It was reported yesterday by a Russian newspaper Vedomosti, which is partly owned by Financial Times & Wall Steer Journal, that Russian officials were considering limited or banning the European airlines from using the trans-Siberian route that provides the fastest connections and shortest flight time between Europe and North Asia such as Japan and Korea.
The reason for this would be the trade sanctions that have been implemented by the US and European Union due to Russian’s behavior in the Crimea and Eastern Ukraine including shooting down the Malaysian Airlines flight MH17.
There is interesting info on the Bloomberg article about the most affected airlines:
Operations between Europe and Japan, north-west China and South Korea are most exposed, according to the data, which excludes services starting or ending in Russia. Air France and KLM had 249 flights over Siberia last week, including routes linking Paris with Beijing, Shanghai and Wuhan in China, while Lufthansa together with its Austrian and Swiss units had 220. Punitive measures under consideration in Moscow include longer trans-Siberian routes for scheduled EU carriers and bans on charter flights, people with knowledge of the plans said today.
British Airways had 93 flights across Siberia between July 29 and Aug. 6, including operations from London to Tokyo, Seoul and Hong Kong. Still, the services represent a small part of the timetable for Europe’s top carriers, with the Lufthansa figure equal to 1 percent of the group’s 22,000 flights in the period.

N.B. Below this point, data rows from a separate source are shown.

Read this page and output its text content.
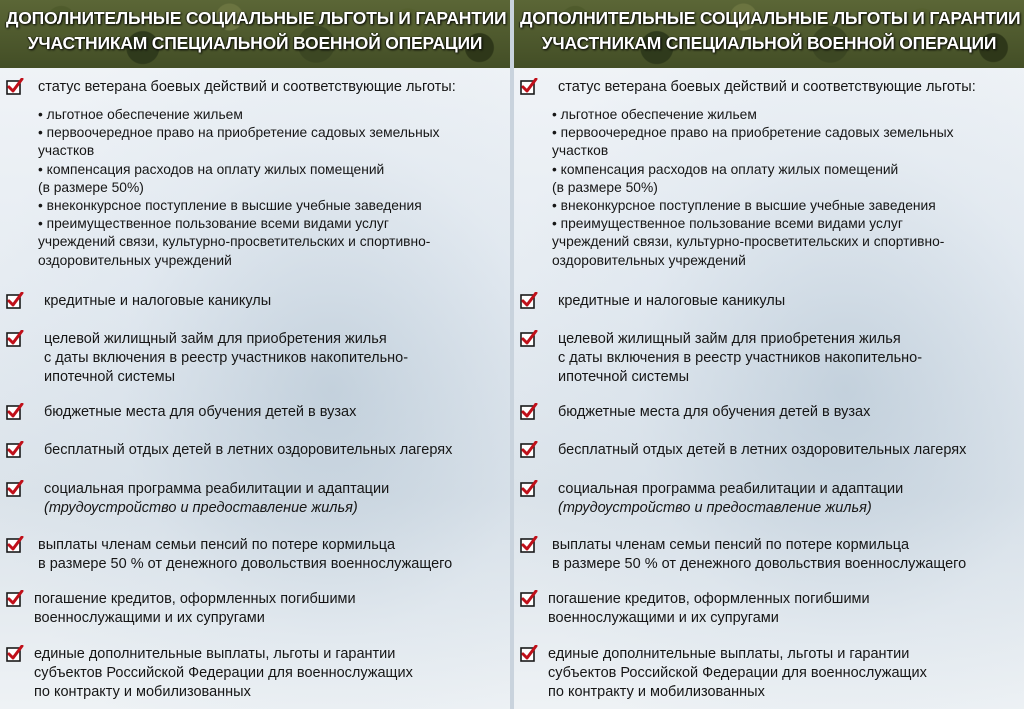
ДОПОЛНИТЕЛЬНЫЕ СОЦИАЛЬНЫЕ ЛЬГОТЫ И ГАРАНТИИ
УЧАСТНИКАМ СПЕЦИАЛЬНОЙ ВОЕННОЙ ОПЕРАЦИИ
статус ветерана боевых действий и соответствующие льготы:
• льготное обеспечение жильем
• первоочередное право на приобретение садовых земельных
участков
• компенсация расходов на оплату жилых помещений
(в размере 50%)
• внеконкурсное поступление в высшие учебные заведения
• преимущественное пользование всеми видами услуг
учреждений связи, культурно-просветительских и спортивно-
оздоровительных учреждений
кредитные и налоговые каникулы
целевой жилищный займ для приобретения жилья
с даты включения в реестр участников накопительно-
ипотечной системы
бюджетные места для обучения детей в вузах
бесплатный отдых детей в летних оздоровительных лагерях
социальная программа реабилитации и адаптации
(трудоустройство и предоставление жилья)
выплаты членам семьи пенсий по потере кормильца
в размере 50 % от денежного довольствия военнослужащего
погашение кредитов, оформленных погибшими
военнослужащими и их супругами
единые дополнительные выплаты, льготы и гарантии
субъектов Российской Федерации для военнослужащих
по контракту и мобилизованных
ДОПОЛНИТЕЛЬНЫЕ СОЦИАЛЬНЫЕ ЛЬГОТЫ И ГАРАНТИИ
УЧАСТНИКАМ СПЕЦИАЛЬНОЙ ВОЕННОЙ ОПЕРАЦИИ
статус ветерана боевых действий и соответствующие льготы:
• льготное обеспечение жильем
• первоочередное право на приобретение садовых земельных
участков
• компенсация расходов на оплату жилых помещений
(в размере 50%)
• внеконкурсное поступление в высшие учебные заведения
• преимущественное пользование всеми видами услуг
учреждений связи, культурно-просветительских и спортивно-
оздоровительных учреждений
кредитные и налоговые каникулы
целевой жилищный займ для приобретения жилья
с даты включения в реестр участников накопительно-
ипотечной системы
бюджетные места для обучения детей в вузах
бесплатный отдых детей в летних оздоровительных лагерях
социальная программа реабилитации и адаптации
(трудоустройство и предоставление жилья)
выплаты членам семьи пенсий по потере кормильца
в размере 50 % от денежного довольствия военнослужащего
погашение кредитов, оформленных погибшими
военнослужащими и их супругами
единые дополнительные выплаты, льготы и гарантии
субъектов Российской Федерации для военнослужащих
по контракту и мобилизованных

The smaller Finnair Oyj (FIA1S) has more to lose, with 115 flights across Siberia during the week after the carrier made a virtue of Helsinki’s location on the fringes of the EU to offer connections to cities across northeast Asia using the shortest “great circle” routes through Russian airspace.
Seems that President Putin is becoming crazier by the day. Did he really think that annexing the Crimea and trying to annex Eastern Ukraine + shooting down the MH17 would go down well with the western countries?
The economic sanctions that have been implemented by both the US and European Union will likely mean that Russia will try to retaliate.
Closing the use of the trans-Siberian route for the European airlines would cost $300 million for the state owned Aeroflot (according to the Financial Times) that gets to keep those over flying fees.